Pourquoi deux personnes qui s’aiment sincèrement peuvent-elles se retrouver dans une relation douloureuse ? Pourquoi ce qui paraît romantique pour l’un peut sembler étouffant pour l’autre ? Ces questions ont une réponse partiellement scientifique, et elle est plus ancienne qu’on ne le pense.

La théorie des styles d’amour de Lee (1973)

En 1973, le sociologue canadien John Alan Lee publie un ouvrage fondateur : Colours of Love (Les couleurs de l’amour). Sa méthode est originale : il analyse des milliers de récits amoureux tirés de la littérature mondiale — des Grecs anciens aux romans modernes — et identifie des motifs récurrents. Il en dégage une taxonomie de six styles d’amour distincts, qu’il baptise d’après les termes grecs et latins existants.

Sa contribution dépasse la simple classification. Lee démontre que la plupart des difficultés relationnelles ne viennent pas d’un manque d’amour, mais d’une incompatibilité de styles amoureux. Deux personnes peuvent s’aimer profondément mais vivre leur amour de façon si différente que la relation devient douloureuse.

La principale cause de déception amoureuse n'est pas l'absence d'amour, mais la recherche d'un amour d'un style qui ne peut être partagé par l'autre.

— John Alan Lee, Colours of Love, 1973

Clyde et Susan Hendrick (1986) ont transformé l’approche qualitative de Lee en un outil psychométrique rigoureux : la Love Attitudes Scale (LAS), validée dans de nombreuses cultures. Cette opérationnalisation a permis des décennies de recherche empirique sur les styles d’amour.

Éros : l’amour passionnel et la quête de l’idéal

Éros (du grec ἔρως, désir) est le style d’amour le plus immédiatement reconnaissable : c’est le coup de foudre, l’attraction physique intense, la conviction de trouver une âme sœur prédestinée. La personne Éros entre en amour rapidement et intensément. Elle a souvent une représentation claire de son “type” idéal et ressent une forte excitation à sa rencontre.

Ce style est associé à une forte composante sexuelle mais aussi à une idéalisation romantique. La personne Éros tend à mettre son partenaire sur un piédestal, du moins au début. La recherche montre que Éros est positivement corrélé à la satisfaction relationnelle initiale — mais cette même intensité peut rendre la “désillusion normale” d’une relation établie plus douloureuse à traverser.
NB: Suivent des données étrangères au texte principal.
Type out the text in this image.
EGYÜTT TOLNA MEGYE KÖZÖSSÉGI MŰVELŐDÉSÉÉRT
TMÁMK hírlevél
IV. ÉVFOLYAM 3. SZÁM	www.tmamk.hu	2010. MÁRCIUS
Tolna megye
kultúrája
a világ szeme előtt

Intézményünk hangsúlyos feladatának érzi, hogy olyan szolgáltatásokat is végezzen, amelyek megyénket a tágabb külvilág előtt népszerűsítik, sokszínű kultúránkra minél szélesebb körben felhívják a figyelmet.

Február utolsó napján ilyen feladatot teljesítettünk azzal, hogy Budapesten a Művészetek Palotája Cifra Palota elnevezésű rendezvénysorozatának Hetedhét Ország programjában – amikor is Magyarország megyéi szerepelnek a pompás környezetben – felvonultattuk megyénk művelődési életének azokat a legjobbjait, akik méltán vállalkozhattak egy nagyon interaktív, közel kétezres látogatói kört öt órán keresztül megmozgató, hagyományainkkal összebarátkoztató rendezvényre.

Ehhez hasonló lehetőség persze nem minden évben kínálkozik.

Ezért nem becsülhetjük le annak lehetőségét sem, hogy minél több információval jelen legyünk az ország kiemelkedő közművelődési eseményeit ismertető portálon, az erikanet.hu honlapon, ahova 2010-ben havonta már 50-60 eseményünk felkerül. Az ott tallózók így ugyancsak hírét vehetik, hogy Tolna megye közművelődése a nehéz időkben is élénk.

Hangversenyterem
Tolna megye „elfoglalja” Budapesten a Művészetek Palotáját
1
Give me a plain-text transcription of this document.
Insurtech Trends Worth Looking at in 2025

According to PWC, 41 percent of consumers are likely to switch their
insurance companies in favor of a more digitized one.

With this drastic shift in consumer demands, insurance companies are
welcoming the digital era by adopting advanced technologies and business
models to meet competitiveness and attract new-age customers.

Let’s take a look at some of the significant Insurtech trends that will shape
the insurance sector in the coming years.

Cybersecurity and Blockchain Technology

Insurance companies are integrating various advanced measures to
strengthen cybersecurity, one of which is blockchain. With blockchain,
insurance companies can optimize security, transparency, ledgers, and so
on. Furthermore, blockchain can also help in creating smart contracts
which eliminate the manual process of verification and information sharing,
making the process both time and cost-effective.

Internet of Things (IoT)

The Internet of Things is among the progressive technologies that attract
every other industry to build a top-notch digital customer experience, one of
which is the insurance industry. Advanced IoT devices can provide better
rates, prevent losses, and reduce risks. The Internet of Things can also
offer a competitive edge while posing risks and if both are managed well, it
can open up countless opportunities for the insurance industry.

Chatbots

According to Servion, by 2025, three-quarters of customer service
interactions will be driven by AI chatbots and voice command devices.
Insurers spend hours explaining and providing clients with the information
Dans les études de Hendrick & Hendrick, Éros est généralement plus élevé chez les jeunes adultes et tend à diminuer légèrement avec l’âge. Il corrèle positivement avec l’extraversion et négativement avec le névrosisme.

Couple partageant un dîner aux chandelles romantique, style Éros

Ludus : l’amour comme jeu de séduction

Ludus (du latin ludus, jeu) est souvent le style le moins bien compris et le plus mal-jugé. Pour la personne Ludus, l’amour est avant tout un jeu agréable — séduire, être séduit, multiplier les aventures sans s’attacher. Ce n’est pas de la cruauté délibérée : c’est une façon authentique de vivre l’amour, à condition que les deux partenaires partagent les mêmes attentes.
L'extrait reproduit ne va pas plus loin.